L’Italie et la France veulent que le Portugal résolve la crise de sa dette

par Gerard Fitzpatrick, Gérant de portefeuilles obligataires chez Russell Investments

L'Italie et la France veulent que le Portugal résolve la crise de sa dette aussi vite que possible. Pourquoi ? Commençons tout d'abord par nous demander pourquoi les investisseurs internationaux privilégient les emprunts souverains des pays développés.

Les portefeuilles d'investissement sont construits de manière à atteindre les objectifs des clients. Le principe de base de la construction de portefeuille consiste à allouer X % à des actifs sans risque et 1- X % à des actifs risqués. La taille de X dépend des objectifs d'investissement des clients en termes de risque et de rendement. Il faut souligner, ici, que les allocations en dette souveraine n'ont pas vocation à remplir un quelconque objectif social mais à respecter les objectifs d'investissement prédéfinis. A leurs risques et périls, les États peuvent supposer que « la tempête va se calmer » et que les dettes finiront par être refinancées/renouvelées et qu'elles seront payées par les générations futures. En attendant, les investisseurs réexaminent le sens accordé par leurs clients à l'expression « sans risque ». Rapidement.

Encore récemment, tous les titres souverains des pays développés bénéficiaient automatiquement du statut confortable d’actifs « sans risque ». Avec la crise financière mondiale, quand les difficultés des emprunteurs immobiliers américains se sont greffées sur les difficultés des États développés, les investisseurs en dette souveraine ont affûté leurs analyses afin de déterminer ce qui est, ou n’est pas « sans risque ».

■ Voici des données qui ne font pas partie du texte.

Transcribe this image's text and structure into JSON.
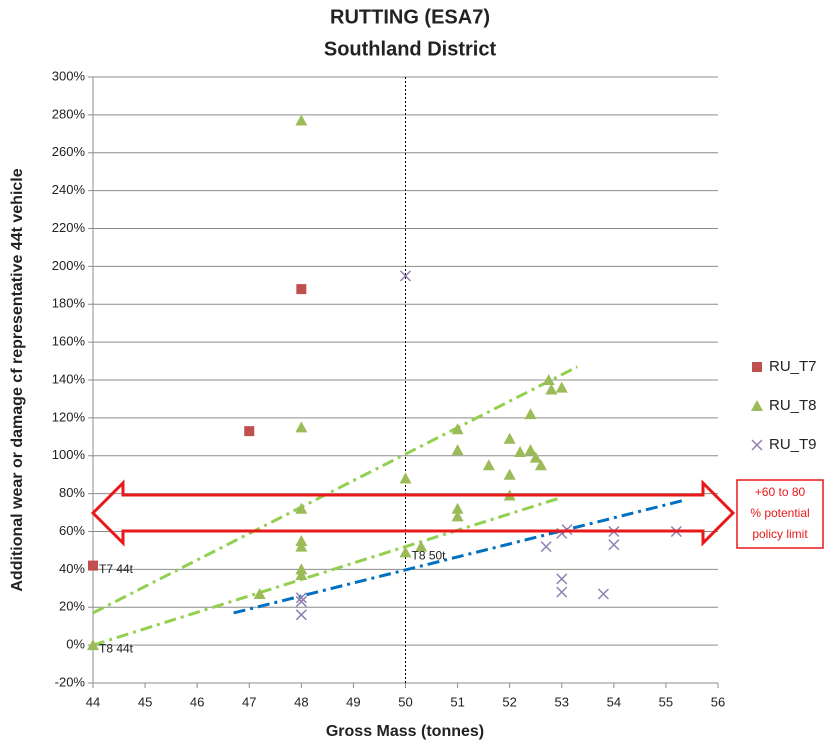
{
  "chart_data": {
    "type": "scatter",
    "title": "RUTTING (ESA7)",
    "subtitle": "Southland District",
    "x_label": "Gross Mass (tonnes)",
    "y_label": "Additional wear  or damage cf representative 44t vehicle",
    "xlim": [
      44,
      56
    ],
    "ylim": [
      -20,
      300
    ],
    "xticks": [
      44,
      45,
      46,
      47,
      48,
      49,
      50,
      51,
      52,
      53,
      54,
      55,
      56
    ],
    "yticks": [
      {
        "value": -20,
        "label": "-20%"
      },
      {
        "value": 0,
        "label": "0%"
      },
      {
        "value": 20,
        "label": "20%"
      },
      {
        "value": 40,
        "label": "40%"
      },
      {
        "value": 60,
        "label": "60%"
      },
      {
        "value": 80,
        "label": "80%"
      },
      {
        "value": 100,
        "label": "100%"
      },
      {
        "value": 120,
        "label": "120%"
      },
      {
        "value": 140,
        "label": "140%"
      },
      {
        "value": 160,
        "label": "160%"
      },
      {
        "value": 180,
        "label": "180%"
      },
      {
        "value": 200,
        "label": "200%"
      },
      {
        "value": 220,
        "label": "220%"
      },
      {
        "value": 240,
        "label": "240%"
      },
      {
        "value": 260,
        "label": "260%"
      },
      {
        "value": 280,
        "label": "280%"
      },
      {
        "value": 300,
        "label": "300%"
      }
    ],
    "grid": true,
    "legend": "right",
    "series": [
      {
        "name": "RU_T7",
        "color": "#c0504d",
        "marker": "square",
        "x": [
          44,
          47,
          48
        ],
        "values": [
          42,
          113,
          188
        ]
      },
      {
        "name": "RU_T8",
        "color": "#9bbb59",
        "marker": "triangle",
        "x": [
          44,
          47.2,
          48,
          48,
          48,
          48,
          48,
          48,
          48,
          50,
          50,
          50.3,
          51,
          51,
          51,
          51,
          51.6,
          52,
          52,
          52,
          52.2,
          52.4,
          52.4,
          52.5,
          52.6,
          52.75,
          52.8,
          53
        ],
        "values": [
          0,
          27,
          277,
          115,
          72,
          55,
          52,
          40,
          37,
          88,
          49,
          52,
          114,
          103,
          72,
          68,
          95,
          109,
          90,
          79,
          102,
          122,
          103,
          99,
          95,
          140,
          135,
          136
        ]
      },
      {
        "name": "RU_T9",
        "color": "#8f7fb3",
        "marker": "x",
        "x": [
          48,
          48,
          48,
          50,
          52.7,
          53,
          53,
          53,
          53.1,
          53.8,
          54,
          54,
          55.2
        ],
        "values": [
          25,
          23,
          16,
          195,
          52,
          35,
          28,
          59,
          61,
          27,
          60,
          53,
          60
        ]
      }
    ],
    "trendlines": [
      {
        "color": "#92d050",
        "x": [
          44,
          53.3
        ],
        "values": [
          17,
          147
        ]
      },
      {
        "color": "#92d050",
        "x": [
          44,
          53
        ],
        "values": [
          0,
          78
        ]
      },
      {
        "color": "#0070c0",
        "x": [
          46.7,
          55.35
        ],
        "values": [
          17,
          76.5
        ]
      }
    ],
    "vline": 50,
    "annotations": [
      {
        "text": "T7 44t",
        "x": 44,
        "y": 42
      },
      {
        "text": "T8 44t",
        "x": 44,
        "y": 0
      },
      {
        "text": "T8 50t",
        "x": 50,
        "y": 49
      }
    ],
    "policy_note": [
      "+60 to 80",
      "% potential",
      "policy limit"
    ]
  }
}
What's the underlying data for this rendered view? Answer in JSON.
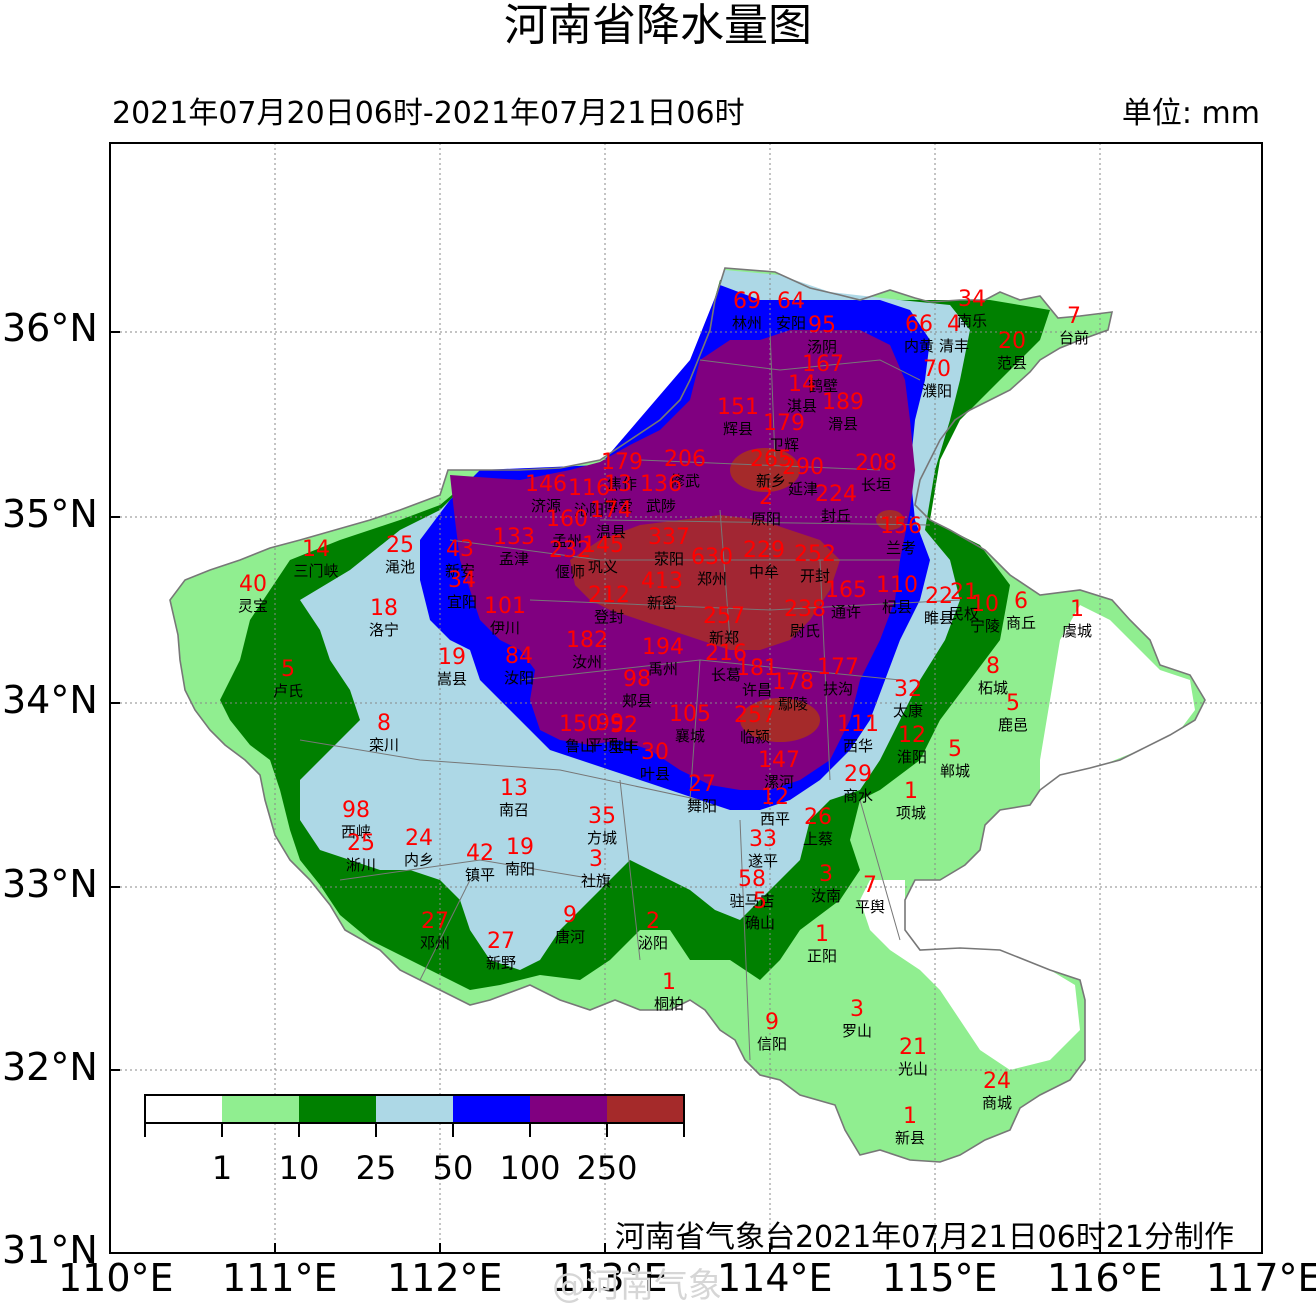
{
  "title": "河南省降水量图",
  "period": "2021年07月20日06时-2021年07月21日06时",
  "unit": "单位: mm",
  "credit": "河南省气象台2021年07月21日06时21分制作",
  "watermark": "@河南气象",
  "lat_labels": [
    "36°N",
    "35°N",
    "34°N",
    "33°N",
    "32°N",
    "31°N"
  ],
  "lon_labels": [
    "110°E",
    "111°E",
    "112°E",
    "113°E",
    "114°E",
    "115°E",
    "116°E",
    "117°E"
  ],
  "legend": {
    "colors": [
      "#ffffff",
      "#90ee90",
      "#008000",
      "#add8e6",
      "#0000ff",
      "#800080",
      "#a52a2a"
    ],
    "tick_labels": [
      "1",
      "10",
      "25",
      "50",
      "100",
      "250"
    ]
  },
  "stations": [
    {
      "name": "林州",
      "value": "69"
    },
    {
      "name": "安阳",
      "value": "64"
    },
    {
      "name": "汤阴",
      "value": "95"
    },
    {
      "name": "内黄",
      "value": "66"
    },
    {
      "name": "清丰",
      "value": "4"
    },
    {
      "name": "南乐",
      "value": "34"
    },
    {
      "name": "范县",
      "value": "20"
    },
    {
      "name": "台前",
      "value": "7"
    },
    {
      "name": "濮阳",
      "value": "70"
    },
    {
      "name": "鹤壁",
      "value": "167"
    },
    {
      "name": "淇县",
      "value": "14"
    },
    {
      "name": "滑县",
      "value": "189"
    },
    {
      "name": "辉县",
      "value": "151"
    },
    {
      "name": "卫辉",
      "value": "179"
    },
    {
      "name": "新乡",
      "value": "265"
    },
    {
      "name": "延津",
      "value": "290"
    },
    {
      "name": "长垣",
      "value": "208"
    },
    {
      "name": "焦作",
      "value": "179"
    },
    {
      "name": "修武",
      "value": "206"
    },
    {
      "name": "博爱",
      "value": "13"
    },
    {
      "name": "武陟",
      "value": "136"
    },
    {
      "name": "济源",
      "value": "146"
    },
    {
      "name": "沁阳",
      "value": "116"
    },
    {
      "name": "原阳",
      "value": "2"
    },
    {
      "name": "封丘",
      "value": "224"
    },
    {
      "name": "温县",
      "value": "174"
    },
    {
      "name": "孟州",
      "value": "160"
    },
    {
      "name": "兰考",
      "value": "156"
    },
    {
      "name": "孟津",
      "value": "133"
    },
    {
      "name": "巩义",
      "value": "145"
    },
    {
      "name": "偃师",
      "value": "232"
    },
    {
      "name": "荥阳",
      "value": "337"
    },
    {
      "name": "郑州",
      "value": "630"
    },
    {
      "name": "中牟",
      "value": "229"
    },
    {
      "name": "开封",
      "value": "252"
    },
    {
      "name": "三门峡",
      "value": "14"
    },
    {
      "name": "渑池",
      "value": "25"
    },
    {
      "name": "新安",
      "value": "43"
    },
    {
      "name": "宜阳",
      "value": "34"
    },
    {
      "name": "灵宝",
      "value": "40"
    },
    {
      "name": "洛宁",
      "value": "18"
    },
    {
      "name": "伊川",
      "value": "101"
    },
    {
      "name": "登封",
      "value": "212"
    },
    {
      "name": "新密",
      "value": "413"
    },
    {
      "name": "新郑",
      "value": "257"
    },
    {
      "name": "尉氏",
      "value": "238"
    },
    {
      "name": "通许",
      "value": "165"
    },
    {
      "name": "杞县",
      "value": "110"
    },
    {
      "name": "睢县",
      "value": "22"
    },
    {
      "name": "民权",
      "value": "21"
    },
    {
      "name": "宁陵",
      "value": "10"
    },
    {
      "name": "商丘",
      "value": "6"
    },
    {
      "name": "虞城",
      "value": "1"
    },
    {
      "name": "汝州",
      "value": "182"
    },
    {
      "name": "禹州",
      "value": "194"
    },
    {
      "name": "长葛",
      "value": "216"
    },
    {
      "name": "卢氏",
      "value": "5"
    },
    {
      "name": "嵩县",
      "value": "19"
    },
    {
      "name": "汝阳",
      "value": "84"
    },
    {
      "name": "郏县",
      "value": "98"
    },
    {
      "name": "许昌",
      "value": "181"
    },
    {
      "name": "鄢陵",
      "value": "178"
    },
    {
      "name": "扶沟",
      "value": "177"
    },
    {
      "name": "太康",
      "value": "32"
    },
    {
      "name": "柘城",
      "value": "8"
    },
    {
      "name": "鹿邑",
      "value": "5"
    },
    {
      "name": "栾川",
      "value": "8"
    },
    {
      "name": "鲁山",
      "value": "150"
    },
    {
      "name": "平顶山",
      "value": "99"
    },
    {
      "name": "宝丰",
      "value": "52"
    },
    {
      "name": "襄城",
      "value": "105"
    },
    {
      "name": "临颍",
      "value": "257"
    },
    {
      "name": "西华",
      "value": "111"
    },
    {
      "name": "淮阳",
      "value": "12"
    },
    {
      "name": "郸城",
      "value": "5"
    },
    {
      "name": "叶县",
      "value": "30"
    },
    {
      "name": "漯河",
      "value": "147"
    },
    {
      "name": "商水",
      "value": "29"
    },
    {
      "name": "项城",
      "value": "1"
    },
    {
      "name": "西峡",
      "value": "98"
    },
    {
      "name": "南召",
      "value": "13"
    },
    {
      "name": "舞阳",
      "value": "27"
    },
    {
      "name": "西平",
      "value": "12"
    },
    {
      "name": "上蔡",
      "value": "26"
    },
    {
      "name": "淅川",
      "value": "25"
    },
    {
      "name": "内乡",
      "value": "24"
    },
    {
      "name": "镇平",
      "value": "42"
    },
    {
      "name": "南阳",
      "value": "19"
    },
    {
      "name": "方城",
      "value": "35"
    },
    {
      "name": "遂平",
      "value": "33"
    },
    {
      "name": "社旗",
      "value": "3"
    },
    {
      "name": "驻马店",
      "value": "58"
    },
    {
      "name": "汝南",
      "value": "3"
    },
    {
      "name": "平舆",
      "value": "7"
    },
    {
      "name": "确山",
      "value": "5"
    },
    {
      "name": "邓州",
      "value": "27"
    },
    {
      "name": "唐河",
      "value": "9"
    },
    {
      "name": "泌阳",
      "value": "2"
    },
    {
      "name": "正阳",
      "value": "1"
    },
    {
      "name": "新野",
      "value": "27"
    },
    {
      "name": "桐柏",
      "value": "1"
    },
    {
      "name": "罗山",
      "value": "3"
    },
    {
      "name": "信阳",
      "value": "9"
    },
    {
      "name": "光山",
      "value": "21"
    },
    {
      "name": "商城",
      "value": "24"
    },
    {
      "name": "新县",
      "value": "1"
    }
  ]
}
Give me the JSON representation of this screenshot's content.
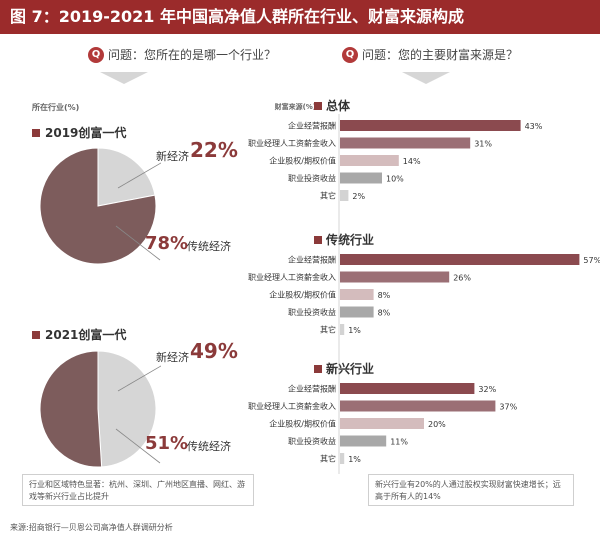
{
  "title": "图 7：2019-2021 年中国高净值人群所在行业、财富来源构成",
  "left": {
    "question": "问题：您所在的是哪一个行业？",
    "axis_label": "所在行业(%)",
    "note": "行业和区域特色显著：杭州、深圳、广州地区直播、网红、游戏等新兴行业占比提升"
  },
  "right": {
    "question": "问题：您的主要财富来源是？",
    "axis_label": "财富来源(%)",
    "note": "新兴行业有20%的人通过股权实现财富快速增长；远高于所有人的14%"
  },
  "source": "来源:招商银行—贝恩公司高净值人群调研分析",
  "colors": {
    "accent": "#9b2b2b",
    "pie_dark": "#7d5c5c",
    "pie_light": "#d6d6d6",
    "bar1": "#8b4a4f",
    "bar2": "#9b6f75",
    "bar3": "#d4bcbd",
    "bar4": "#a8a8a8",
    "bar5": "#d3d3d3"
  },
  "chart_data": [
    {
      "type": "pie",
      "title": "2019创富一代",
      "slices": [
        {
          "label": "新经济",
          "value": 22,
          "display": "22%"
        },
        {
          "label": "传统经济",
          "value": 78,
          "display": "78%"
        }
      ]
    },
    {
      "type": "pie",
      "title": "2021创富一代",
      "slices": [
        {
          "label": "新经济",
          "value": 49,
          "display": "49%"
        },
        {
          "label": "传统经济",
          "value": 51,
          "display": "51%"
        }
      ]
    },
    {
      "type": "bar",
      "title": "总体",
      "categories": [
        "企业经营报酬",
        "职业经理人工资薪金收入",
        "企业股权/期权价值",
        "职业投资收益",
        "其它"
      ],
      "values": [
        43,
        31,
        14,
        10,
        2
      ],
      "labels": [
        "43%",
        "31%",
        "14%",
        "10%",
        "2%"
      ]
    },
    {
      "type": "bar",
      "title": "传统行业",
      "categories": [
        "企业经营报酬",
        "职业经理人工资薪金收入",
        "企业股权/期权价值",
        "职业投资收益",
        "其它"
      ],
      "values": [
        57,
        26,
        8,
        8,
        1
      ],
      "labels": [
        "57%",
        "26%",
        "8%",
        "8%",
        "1%"
      ]
    },
    {
      "type": "bar",
      "title": "新兴行业",
      "categories": [
        "企业经营报酬",
        "职业经理人工资薪金收入",
        "企业股权/期权价值",
        "职业投资收益",
        "其它"
      ],
      "values": [
        32,
        37,
        20,
        11,
        1
      ],
      "labels": [
        "32%",
        "37%",
        "20%",
        "11%",
        "1%"
      ]
    }
  ]
}
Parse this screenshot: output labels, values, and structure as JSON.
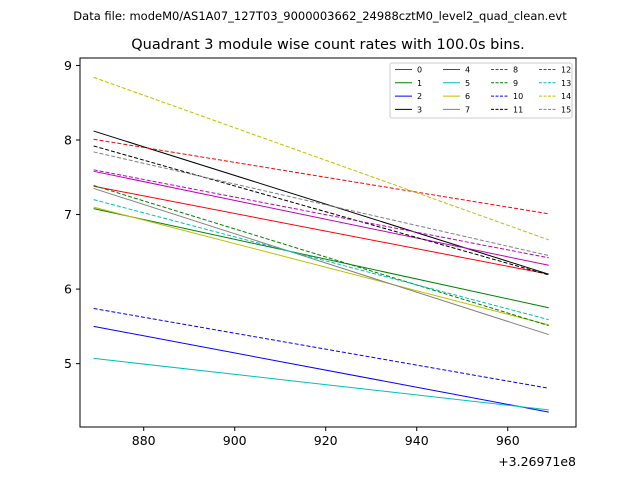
{
  "chart_data": {
    "type": "line",
    "suptitle": "Data file: modeM0/AS1A07_127T03_9000003662_24988cztM0_level2_quad_clean.evt",
    "title": "Quadrant 3 module wise count rates with 100.0s bins.",
    "xlabel": "",
    "ylabel": "",
    "x_offset_label": "+3.26971e8",
    "xlim": [
      866,
      975
    ],
    "ylim": [
      4.15,
      9.1
    ],
    "x_ticks": [
      880,
      900,
      920,
      940,
      960
    ],
    "x_tick_labels": [
      "880",
      "900",
      "920",
      "940",
      "960"
    ],
    "y_ticks": [
      5,
      6,
      7,
      8,
      9
    ],
    "y_tick_labels": [
      "5",
      "6",
      "7",
      "8",
      "9"
    ],
    "grid": false,
    "legend_position": "top-right",
    "legend_columns": 4,
    "x": [
      869,
      969
    ],
    "series": [
      {
        "name": "0",
        "values": [
          7.38,
          6.2
        ],
        "color": "#ff0000",
        "style": "solid"
      },
      {
        "name": "1",
        "values": [
          7.08,
          5.75
        ],
        "color": "#008000",
        "style": "solid"
      },
      {
        "name": "2",
        "values": [
          5.5,
          4.35
        ],
        "color": "#0000ff",
        "style": "solid"
      },
      {
        "name": "3",
        "values": [
          8.12,
          6.2
        ],
        "color": "#000000",
        "style": "solid"
      },
      {
        "name": "4",
        "values": [
          7.58,
          6.32
        ],
        "color": "#bf00bf",
        "style": "solid"
      },
      {
        "name": "5",
        "values": [
          5.07,
          4.38
        ],
        "color": "#00bfbf",
        "style": "solid"
      },
      {
        "name": "6",
        "values": [
          7.1,
          5.52
        ],
        "color": "#bfbf00",
        "style": "solid"
      },
      {
        "name": "7",
        "values": [
          7.35,
          5.39
        ],
        "color": "#808080",
        "style": "solid"
      },
      {
        "name": "8",
        "values": [
          8.01,
          7.01
        ],
        "color": "#ff0000",
        "style": "dashed"
      },
      {
        "name": "9",
        "values": [
          7.39,
          5.51
        ],
        "color": "#008000",
        "style": "dashed"
      },
      {
        "name": "10",
        "values": [
          5.74,
          4.67
        ],
        "color": "#0000ff",
        "style": "dashed"
      },
      {
        "name": "11",
        "values": [
          7.92,
          6.19
        ],
        "color": "#000000",
        "style": "dashed"
      },
      {
        "name": "12",
        "values": [
          7.6,
          6.42
        ],
        "color": "#bf00bf",
        "style": "dashed"
      },
      {
        "name": "13",
        "values": [
          7.2,
          5.59
        ],
        "color": "#00bfbf",
        "style": "dashed"
      },
      {
        "name": "14",
        "values": [
          8.84,
          6.66
        ],
        "color": "#bfbf00",
        "style": "dashed"
      },
      {
        "name": "15",
        "values": [
          7.84,
          6.45
        ],
        "color": "#808080",
        "style": "dashed"
      }
    ]
  }
}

Ces analyses ont d'abord montré que la Grèce était le patient le plus malade. Puis, les investisseurs ont approfondi leur analyse et ont créé de toute pièce l'acronyme PIGS (Portugal, Irlande, Grèce et Espagne) afin de désigner les États qui n'étaient pas nécessairement « sans risque ». Cette remise en question de la part des investisseurs se poursuivra tant que les problèmes de santé des Etats seront affichés sur la place publique, et sera exacerbée par le Portugal dont les plaies sont désormais exposées aux yeux du public. Et afin de faire le distinguo entre actifs « sans risque » et actifs risqués, les investisseurs finiront par utiliser des indicateurs plus larges.

De quels indicateurs pourrait-il s'agir ? Si l'on se fie au principe éprouvé de l'activité de prêt utilisé pour évaluer les emprunteurs « à risque » (il ne faut prêter qu'à des personnes qui sont susceptibles de vous rembourser), on peut raisonnablement commencer à éviter les particuliers, les entreprises et les États qui, année après année, ont plus dépensé qu'ils n'ont reçu et dont le niveau d'endettement est sensiblement supérieur à celui des autres candidats à l'emprunt. Plus concrètement, cela pourrait isoler certains emprunteurs dont le ratio déficit budgétaire/ PIB est négatif depuis plus de 20 ans, et dont le ratio dette / PIB est très élevé (supérieur à > 80 %).

Quatre pays répondent clairement à cette situation.

Deux (la Grèce et le Portugal) ont déjà été sanctionnés par les investisseurs obligataires. Les deux autres malades (la France et l'Italie) pourraient assez légitimement affirmé qu'ils bénéficient de facteurs compensateurs (en termes de risque de crédit), comme par exemple des économies plus vastes et plus diversifiées et une moindre dépendance au financement extérieur. Toutefois, si les investisseurs obligataires continuent à penser que l'Italie et la France affichent les stocks de dette les plus importants au monde (après le Japon et les États-Unis), ils pourraient alors réexaminer le statut d'investissement « sans risque » de ces pays, entrainant une baisse de la demande pour leur dette et, une augmentation de leurs coûts d'emprunt .

Le principal problème de la crise de la dette souveraine ne sera pas de savoir quel pays subira les plus fortes pressions à court terme pour rembourser ses échéances, la BCE interviendra probablement pour résoudre ce problème. La principale difficulté sera plutôt de déterminer les pays qui ne pourront plus appartenir à la catégorie « sans risque ». Cela ne fera certainement pas les grands titres auprès des médias demandant une intervention urgente de la BCE, mais les investisseurs obligataires pourraient calmement et progressivement modifier leurs stratégies de placement afin de déterminer plus précisément ce que désigne l'expression « sans risque » pour leurs clients. C'est la raison pour laquelle l'Italie et la France veulent que le Portugal résolve la crise de sa dette. Rapidement.